Representative bankruptcy litigations include:
- The Restructuring Committee of the Board of Directors of Sears Holdings Corporation in the retailer’s Chapter 11 cases, including the investigation of and retention of potential causes of action against the former Sears chairman, including potential fraudulent conveyance and breach of fiduciary claims, and the sale hearing.
- Cumulus Media Inc. in a bankruptcy court bench trial win resolving a valuation dispute and confirming a chapter 11 plan.
- Caesars Entertainment Corporation in connection with litigation related to the chapter 11 cases of its subsidiary Caesars Entertainment Operating Company, Inc.
Representative ERISA litigations include:
- Numerous matters for Citigroup, including:
- the dismissal, affirmed on appeal, of ERISA claims alleging that Citigroup pension plan fiduciaries shouldn’t have allowed retirement plan participants to invest in Citigroup stock from 2008 to 2009, when their investments allegedly dropped by more than $1.5 billion. It was among the first successful motions to dismiss a “stock drop” case alleging that ERISA participants suffered losses on company stock following a landmark Supreme Court decision in Fifth Third Bancorp;
- a Second Circuit victory reversing the district court and throwing out claims alleging that Citigroup’s multibillion-dollar cash balance plan violated ERISA’s backloading, age discrimination and notice requirements; and
- the settlement of an ERISA litigation in which plaintiffs alleged that the plan’s investment committees breached their fiduciary duties by selecting or failing to remove as investment options certain mutual funds affiliated with Citigroup and that allegedly charged excessive management fees.
Representative complex commercial and contract disputes include:
- Alaska Retirement Management (ARM) Board in the groundbreaking $500 million settlement of a malpractice litigation brought by pension plans for public employees in the State of Alaska against Alaska’s former actuary, Mercer (US) Inc., claiming that the actuary’s mistakes contributed at least $1.8 billion to Alaska’s pension shortfall.
- Connecticut Carpenters Pension Fund in a landmark $40 million jury verdict in federal district court in New Haven in an actuarial malpractice case brought on behalf of the pension fund that serves unionized carpenters in Connecticut against actuarial firm Watson Wyatt.
- JPMorgan’s investment management division in the trials, and subsequent favorable resolution, of two lawsuits alleging billions of dollars in damages brought by Ambac and Assured, guarantors of bonds that suffered catastrophic losses in 2007-2008 and by a major corporate investor in subprime securities.

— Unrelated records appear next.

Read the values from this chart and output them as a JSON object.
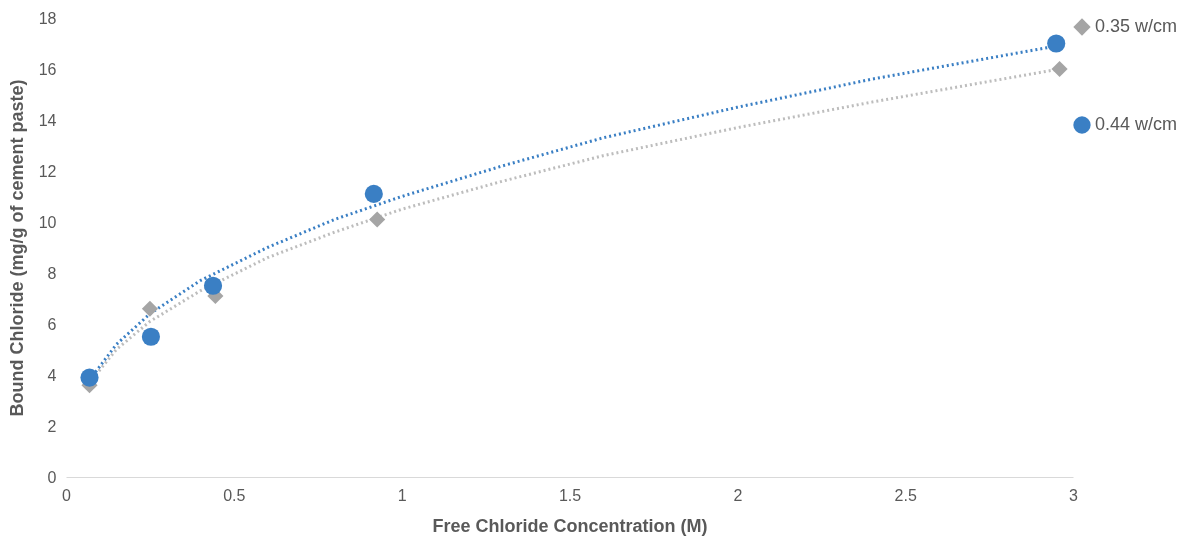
{
  "chart_data": {
    "type": "scatter",
    "xlabel": "Free Chloride Concentration (M)",
    "ylabel": "Bound Chloride (mg/g of cement paste)",
    "xlim": [
      0,
      3
    ],
    "xticks": [
      0,
      0.5,
      1,
      1.5,
      2,
      2.5,
      3
    ],
    "ylim": [
      0,
      18
    ],
    "yticks": [
      0,
      2,
      4,
      6,
      8,
      10,
      12,
      14,
      16,
      18
    ],
    "grid": false,
    "legend": "right",
    "series": [
      {
        "name": "0.35 w/cm",
        "marker": "diamond",
        "color": "#a5a5a5",
        "x": [
          0.07,
          0.25,
          0.445,
          0.927,
          2.96
        ],
        "values": [
          3.6,
          6.6,
          7.1,
          10.1,
          16.0
        ]
      },
      {
        "name": "0.44 w/cm",
        "marker": "circle",
        "color": "#3a7fc4",
        "x": [
          0.07,
          0.253,
          0.438,
          0.917,
          2.95
        ],
        "values": [
          3.9,
          5.5,
          7.5,
          11.1,
          17.0
        ]
      },
      {
        "type": "line",
        "line_style": "dotted",
        "color": "#bdbdbd",
        "x": [
          0.07,
          0.15,
          0.25,
          0.4,
          0.6,
          0.8,
          1.0,
          1.3,
          1.6,
          2.0,
          2.4,
          2.96
        ],
        "values": [
          3.7,
          5.0,
          6.1,
          7.3,
          8.6,
          9.6,
          10.5,
          11.6,
          12.6,
          13.7,
          14.7,
          16.0
        ]
      },
      {
        "type": "line",
        "line_style": "dotted",
        "color": "#3a7fc4",
        "x": [
          0.07,
          0.15,
          0.25,
          0.4,
          0.6,
          0.8,
          1.0,
          1.3,
          1.6,
          2.0,
          2.4,
          2.95
        ],
        "values": [
          3.8,
          5.2,
          6.4,
          7.7,
          9.0,
          10.1,
          11.0,
          12.2,
          13.3,
          14.5,
          15.6,
          16.9
        ]
      }
    ]
  }
}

Each lawsuit alleged gross negligence and breaches of contract and fiduciary duty.
- Simon Property Group in the dismissal, affirmed by the Delaware Supreme Court, of a high-profile Chancery Court litigation arising out of stock-based compensation allocated to its CEO.
Representative IP and advertising litigations include:
- Carnival in the dismissal of claims alleging infringement of copyrights in Broadway musicals in performances on cruise ships traveling outside of U.S. waters.
- Castrol in the successful defense of five separate advertising litigations, securing federal court injunctions against the continued broadcast of a competitors’ nationwide advertising campaigns.
Lew previously served as chair and co-chair of the Committee on Intellectual Property of the Commercial and Federal Litigation Section of the New York State Bar Association. He is a regular contributor to the New York Law Journal and the National Law Journal, where he writes a column on intellectual property litigation. He serves on Paul, Weiss’s Technology Committee.